Mario Bergeron est porté disparu depuis le mois d’avril de sa résidence de Québec, selon un avis de disparition mis en ligne récemment sur le site Internet de la Sûreté du Québec (SQ).

L’homme de 44 ans a été vu pour la dernière fois alors qu’il quittait son domicile pour aller vaquer à ses occupations quotidiennes.

« Il a quitté la maison comme il le fait à l’habitude et il n’a jamais été revu. Sa conjointe, inquiète, nous a contacté quelques jours plus tard », dit Richard Gagné, porte-parole de la SQ.

L’enquête de la SQ n’a pas permis de retracer cet homme connu des services policiers.

Voyage incognito à l’étranger? Fuite forcée? Règlement de comptes? Les policiers nagent en plein mystère.
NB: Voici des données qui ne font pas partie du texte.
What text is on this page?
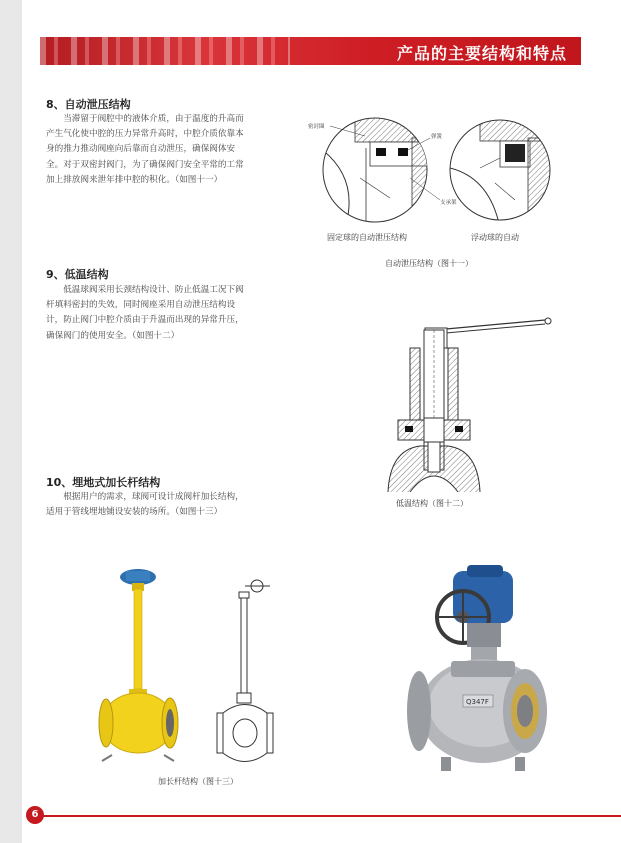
产品的主要结构和特点
8、自动泄压结构
当滞留于阀腔中的液体介质，由于温度的升高而产生气化使中腔的压力异常升高时，中腔介质依靠本身的推力推动阀座向后靠而自动泄压，确保阀体安全。对于双密封阀门，为了确保阀门安全平常的工常加上排放阀来泄年排中腔的积化。（如图十一）
9、低温结构
低温球阀采用长颈结构设计、防止低温工况下阀杆填料密封的失效，同时阀座采用自动泄压结构设计，防止阀门中腔介质由于升温而出现的异常升压，确保阀门的使用安全。（如图十二）
10、埋地式加长杆结构
根据用户的需求，球阀可设计成阀杆加长结构，适用于管线埋地铺设安装的场所。（如图十三）
密封圈
弹簧
支承架
固定球的自动泄压结构	浮动球的自动
自动泄压结构（图十一）
低温结构（图十二）
加长杆结构（图十三）
Q347F
6
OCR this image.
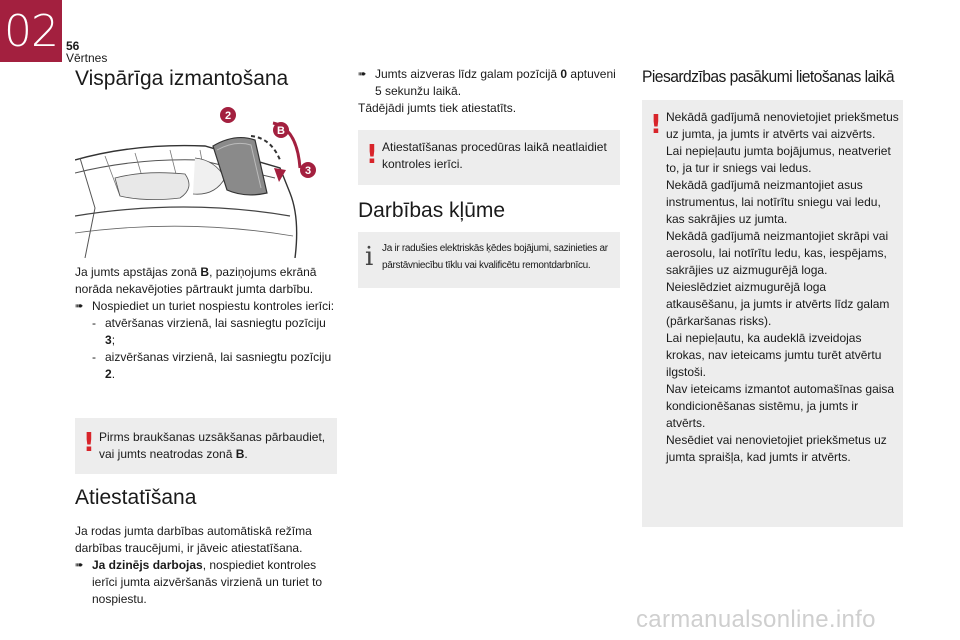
02 56
Vērtnes
Vispārīga izmantošana
2
B
3

Ja jumts apstājas zonā B, paziņojums ekrānā norāda nekavējoties pārtraukt jumta darbību.

➠ Nospiediet un turiet nospiestu kontroles ierīci:
- atvēršanas virzienā, lai sasniegtu pozīciju 3;
- aizvēršanas virzienā, lai sasniegtu pozīciju 2.
! Pirms braukšanas uzsākšanas pārbaudiet, vai jumts neatrodas zonā B.
Atiestatīšana

Ja rodas jumta darbības automātiskā režīma darbības traucējumi, ir jāveic atiestatīšana.

➠ Ja dzinējs darbojas, nospiediet kontroles ierīci jumta aizvēršanās virzienā un turiet to nospiestu.
➠ Jumts aizveras līdz galam pozīcijā 0 aptuveni 5 sekunžu laikā.

Tādējādi jumts tiek atiestatīts.

! Atiestatīšanas procedūras laikā neatlaidiet kontroles ierīci.
Darbības kļūme
i Ja ir radušies elektriskās ķēdes bojājumi, sazinieties ar pārstāvniecību tīklu vai kvalificētu remontdarbnīcu.
Piesardzības pasākumi lietošanas laikā
! Nekādā gadījumā nenovietojiet priekšmetus uz jumta, ja jumts ir atvērts vai aizvērts.

Lai nepieļautu jumta bojājumus, neatveriet to, ja tur ir sniegs vai ledus.

Nekādā gadījumā neizmantojiet asus instrumentus, lai notīrītu sniegu vai ledu, kas sakrājies uz jumta.

Nekādā gadījumā neizmantojiet skrāpi vai aerosolu, lai notīrītu ledu, kas, iespējams, sakrājies uz aizmugurējā loga.

Neieslēdziet aizmugurējā loga atkausēšanu, ja jumts ir atvērts līdz galam (pārkaršanas risks).

Lai nepieļautu, ka audeklā izveidojas krokas, nav ieteicams jumtu turēt atvērtu ilgstoši.

Nav ieteicams izmantot automašīnas gaisa kondicionēšanas sistēmu, ja jumts ir atvērts.

Nesēdiet vai nenovietojiet priekšmetus uz jumta spraišļa, kad jumts ir atvērts.

carmanualsonline.info
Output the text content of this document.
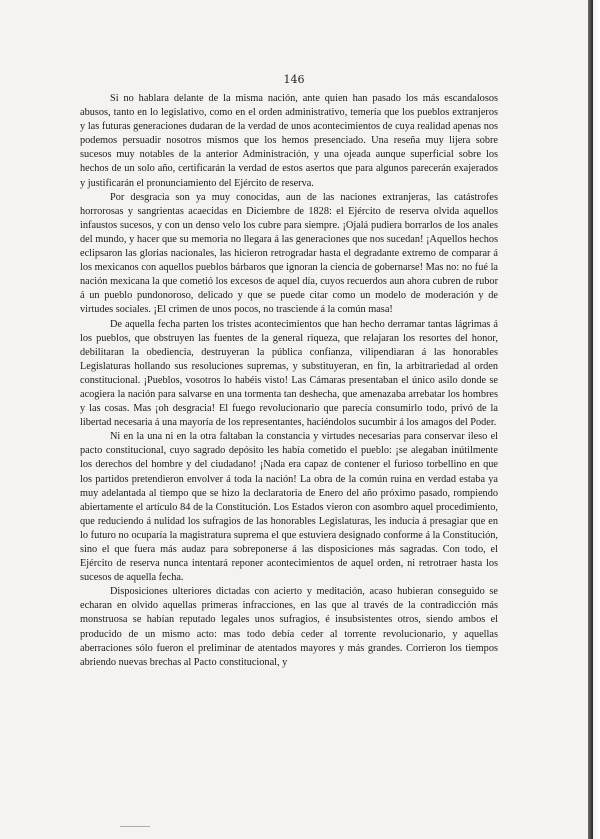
146

Si no hablara delante de la misma nación, ante quien han pasado los más escandalosos abusos, tanto en lo legislativo, como en el orden administrativo, temería que los pueblos extranjeros y las futuras generaciones dudaran de la verdad de unos acontecimientos de cuya realidad apenas nos podemos persuadir nosotros mismos que los hemos presenciado. Una reseña muy lijera sobre sucesos muy notables de la anterior Administración, y una ojeada aunque superficial sobre los hechos de un solo año, certificarán la verdad de estos asertos que para algunos parecerán exajerados y justificarán el pronunciamiento del Ejército de reserva.

Por desgracia son ya muy conocidas, aun de las naciones extranjeras, las catástrofes horrorosas y sangrientas acaecidas en Diciembre de 1828: el Ejército de reserva olvida aquellos infaustos sucesos, y con un denso velo los cubre para siempre. ¡Ojalá pudiera borrarlos de los anales del mundo, y hacer que su memoria no llegara á las generaciones que nos sucedan! ¡Aquellos hechos eclipsaron las glorias nacionales, las hicieron retrogradar hasta el degradante extremo de comparar á los mexicanos con aquellos pueblos bárbaros que ignoran la ciencia de gobernarse! Mas no: no fué la nación mexicana la que cometió los excesos de aquel día, cuyos recuerdos aun ahora cubren de rubor á un pueblo pundonoroso, delicado y que se puede citar como un modelo de moderación y de virtudes sociales. ¡El crimen de unos pocos, no trasciende á la común masa!

De aquella fecha parten los tristes acontecimientos que han hecho derramar tantas lágrimas á los pueblos, que obstruyen las fuentes de la general riqueza, que relajaran los resortes del honor, debilitaran la obediencia, destruyeran la pública confianza, vilipendiaran á las honorables Legislaturas hollando sus resoluciones supremas, y substituyeran, en fin, la arbitrariedad al orden constitucional. ¡Pueblos, vosotros lo habéis visto! Las Cámaras presentaban el único asilo donde se acogiera la nación para salvarse en una tormenta tan deshecha, que amenazaba arrebatar los hombres y las cosas. Mas ¡oh desgracia! El fuego revolucionario que parecía consumirlo todo, privó de la libertad necesaria á una mayoría de los representantes, haciéndolos sucumbir á los amagos del Poder.

Ni en la una ni en la otra faltaban la constancia y virtudes necesarias para conservar ileso el pacto constitucional, cuyo sagrado depósito les había cometido el pueblo: ¡se alegaban inútilmente los derechos del hombre y del ciudadano! ¡Nada era capaz de contener el furioso torbellino en que los partidos pretendieron envolver á toda la nación! La obra de la común ruina en verdad estaba ya muy adelantada al tiempo que se hizo la declaratoria de Enero del año próximo pasado, rompiendo abiertamente el artículo 84 de la Constitución. Los Estados vieron con asombro aquel procedimiento, que reduciendo á nulidad los sufragios de las honorables Legislaturas, les inducía á presagiar que en lo futuro no ocuparía la magistratura suprema el que estuviera designado conforme á la Constitución, sino el que fuera más audaz para sobreponerse á las disposiciones más sagradas. Con todo, el Ejército de reserva nunca intentará reponer acontecimientos de aquel orden, ni retrotraer hasta los sucesos de aquella fecha.

Disposiciones ulteriores dictadas con acierto y meditación, acaso hubieran conseguido se echaran en olvido aquellas primeras infracciones, en las que al través de la contradicción más monstruosa se habían reputado legales unos sufragios, é insubsistentes otros, siendo ambos el producido de un mismo acto: mas todo debía ceder al torrente revolucionario, y aquellas aberraciones sólo fueron el preliminar de atentados mayores y más grandes. Corrieron los tiempos abriendo nuevas brechas al Pacto constitucional, y
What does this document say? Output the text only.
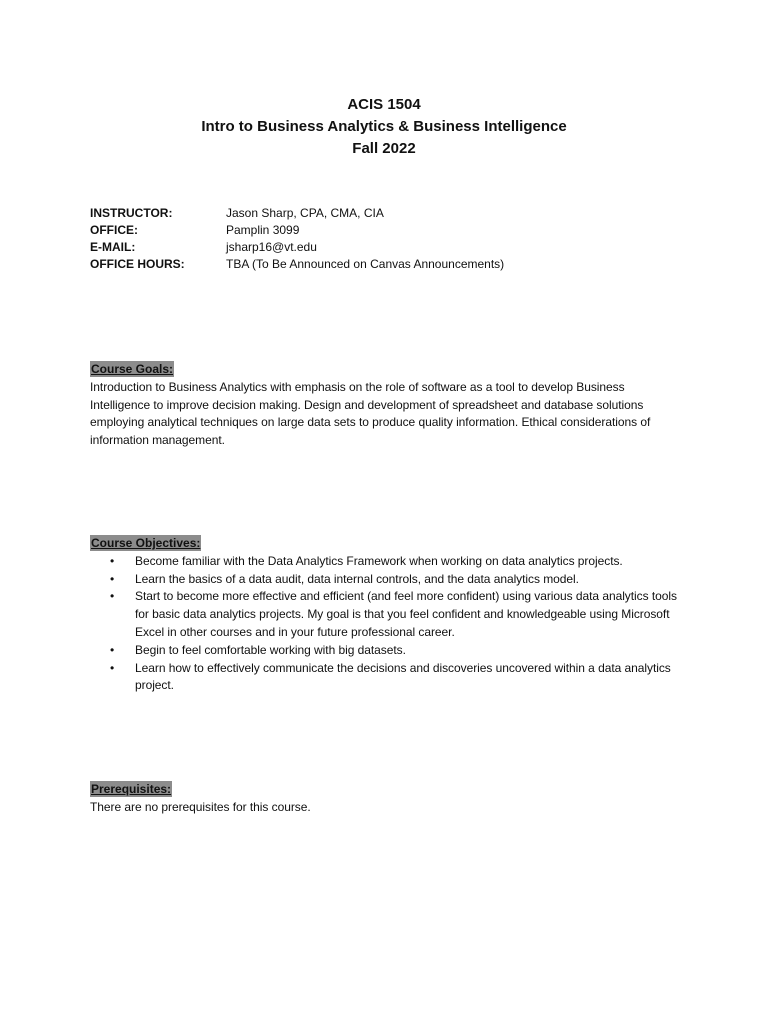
ACIS 1504
Intro to Business Analytics & Business Intelligence
Fall 2022
INSTRUCTOR:	Jason Sharp, CPA, CMA, CIA
OFFICE:	Pamplin 3099
E-MAIL:	jsharp16@vt.edu
OFFICE HOURS:	TBA (To Be Announced on Canvas Announcements)
Course Goals:

Introduction to Business Analytics with emphasis on the role of software as a tool to develop Business Intelligence to improve decision making. Design and development of spreadsheet and database solutions employing analytical techniques on large data sets to produce quality information. Ethical considerations of information management.

Course Objectives:
• Become familiar with the Data Analytics Framework when working on data analytics projects.
• Learn the basics of a data audit, data internal controls, and the data analytics model.
• Start to become more effective and efficient (and feel more confident) using various data analytics tools for basic data analytics projects. My goal is that you feel confident and knowledgeable using Microsoft Excel in other courses and in your future professional career.
• Begin to feel comfortable working with big datasets.
• Learn how to effectively communicate the decisions and discoveries uncovered within a data analytics project.
Prerequisites:

There are no prerequisites for this course.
Mario Bergeron est un membre en règle du chapitre de la Vieille Capitale des Hells Angels. L’homme ne s’en cache pas.

Allégeance avouée

Sur son profil sur Netlog, un site Internet communautaire similaire à Facebook, il indique comme profession « Hells Angels, commerçant ».

« Je suis comme je suis, mais négociable », écrit-il sur son profil inauguré en juin 2007.

Le Journal rapportait sa présence à Cabarete, en République dominicaine, aux côtés d’autres fullpatch lors d’une enquête réalisée en février dernier.

Bergeron et d’autres « anges de l’enfer » arborant fièrement leurs couleurs y étaient alors nombreux. Ils y fêtaient l’accession du club de motards local Los Barracos au rang de « prospect » Hells Angels.

On y apprenait que les Hells du Québec s’étaient solidement établis dans ce pays des Antilles à la suite de l’Opération Printemps 2001 où plusieurs des leurs avaient été mis sous les verrous pour trafic de drogues et gangstérisme, notamment.

Les Hells seraient propriétaires et gérants de quelques hôtels et commerces à Cabarete et Sosua. Ils auraient créé ainsi des emplois qui sont appréciés dans ces secteurs pauvres.